"Assim Falou Bábel".
“Lembra-se daquela noite, Vassili? Para além da janela, os cavalos relinchavam, e os cossacos gritavam. A selvageria da guerra abria as mandíbulas além da janela, e o Rabino Motale Bratslavsky orava junto à parede leste, afundando os dedos amaciados em seu talete. Quando se descerrou a cortina da Arca, vimos, à luz funérea das velas, os rolos da Tora, em capas de veludo púrpura e seda azul. Curvado sobre a Tora, inanimado, resignado, o belo rosto de Elias, o filho do rabino, último dos príncipes da dinastia”.
Assim, Bábel, nos apresenta o jovem Elias, quando de seu primeiro encontro. E enquanto percorria a Rússia, de trem, esta monstruosa e inconcebível Rússia, que – utilizando de suas palavras – pisoteava com sapatos de líber aos desgraçados da guerra, que como uma multidão de percevejos, assolados pelo tifo e carregando o costumeiro peso da morte, se amontoavam dos dois lados da linha férrea, mendigando migalhas dos soldados. Pois, dentre estes, Babel logo reconhece Elias, o filho do rabino.
Com o coração cortado, e contra todos os regulamentos, fez Elias subir ao carro do trem. Depois de bater com os fracos joelhos, como as de uma velha, ajudado por duas datilógrafas de busto saliente, Elias deixa arrastar pelo chão seu humilhado corpo de homem agonizante e derrotado. Estava vestido com farrapos, com as partes púbicas a mostra. Era observado bobamente pelas duas moças – que também já não serviam mais para nada – e que não paravam de olhar com curiosidade para os órgãos sexuais de Elias, sua virilidade mirrada, os pelos encaracolados e sujos, de um semita destruído.
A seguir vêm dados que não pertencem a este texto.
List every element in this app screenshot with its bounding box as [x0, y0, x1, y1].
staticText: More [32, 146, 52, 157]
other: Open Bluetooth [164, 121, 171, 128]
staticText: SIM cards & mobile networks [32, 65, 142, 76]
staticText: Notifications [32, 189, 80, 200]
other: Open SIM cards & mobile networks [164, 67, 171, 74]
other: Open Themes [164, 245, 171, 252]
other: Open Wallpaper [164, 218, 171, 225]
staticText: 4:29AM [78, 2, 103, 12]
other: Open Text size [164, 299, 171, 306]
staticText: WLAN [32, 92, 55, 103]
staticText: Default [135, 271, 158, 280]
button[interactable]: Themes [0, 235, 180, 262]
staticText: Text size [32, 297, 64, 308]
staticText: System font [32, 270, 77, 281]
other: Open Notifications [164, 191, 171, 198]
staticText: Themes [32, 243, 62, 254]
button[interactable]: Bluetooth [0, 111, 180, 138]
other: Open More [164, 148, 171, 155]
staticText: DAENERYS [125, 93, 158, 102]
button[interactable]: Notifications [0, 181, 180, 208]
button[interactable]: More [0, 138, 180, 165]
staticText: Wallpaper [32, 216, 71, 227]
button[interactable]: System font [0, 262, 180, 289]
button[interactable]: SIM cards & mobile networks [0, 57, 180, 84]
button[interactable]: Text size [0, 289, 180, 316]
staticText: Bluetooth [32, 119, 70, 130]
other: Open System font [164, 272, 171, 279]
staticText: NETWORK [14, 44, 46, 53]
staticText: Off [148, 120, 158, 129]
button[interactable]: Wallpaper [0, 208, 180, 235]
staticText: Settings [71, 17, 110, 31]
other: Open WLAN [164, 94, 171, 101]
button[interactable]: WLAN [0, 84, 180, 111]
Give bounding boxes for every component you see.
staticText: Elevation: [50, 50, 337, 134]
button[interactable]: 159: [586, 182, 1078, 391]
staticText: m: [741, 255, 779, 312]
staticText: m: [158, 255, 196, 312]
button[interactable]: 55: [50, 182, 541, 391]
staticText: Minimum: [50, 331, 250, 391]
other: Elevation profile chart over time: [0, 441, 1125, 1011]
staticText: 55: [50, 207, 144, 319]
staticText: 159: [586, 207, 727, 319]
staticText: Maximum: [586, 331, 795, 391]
A tudo isso Babel olhava desconsolado, arrumando os poucos pertences do pobre soldado da monstruosa e inconcebível Rússia. Um melancólico sereno da tarde lavava a poeira dos cabelos de Babel, que perguntou ao jovem miserável que agonizava: – Numa sexta-feira, há quatro meses, Gedali, o velho negociante de roupas, levou-me a casa de seu pai. Mas você, não pertencia ao partido...
– Sim, pertencia ao partido... – respondeu o rapaz, arfando o peito, tremendo de febre. – Mas não podia deixar minha mãe.
– Mas agora, Elias?
– Quando há uma revolução [diga-se, uma guerra], uma mãe é um episódio apenas – ele murmurou, com voz cada vez menos audível. – Chegou-se a letra de meu nome, e a Organização me mandou ao front....
Pouco depois, Elias veio a falecer. O último dos príncipes, sepultado em uma estação qualquer, esquecido.
É assim que Babel nos transmite a triste certeza, de que, na guerra, não há vencedores; e a única glória, a única recompensa e consolo, é morrer – desgraçadamente – como herói.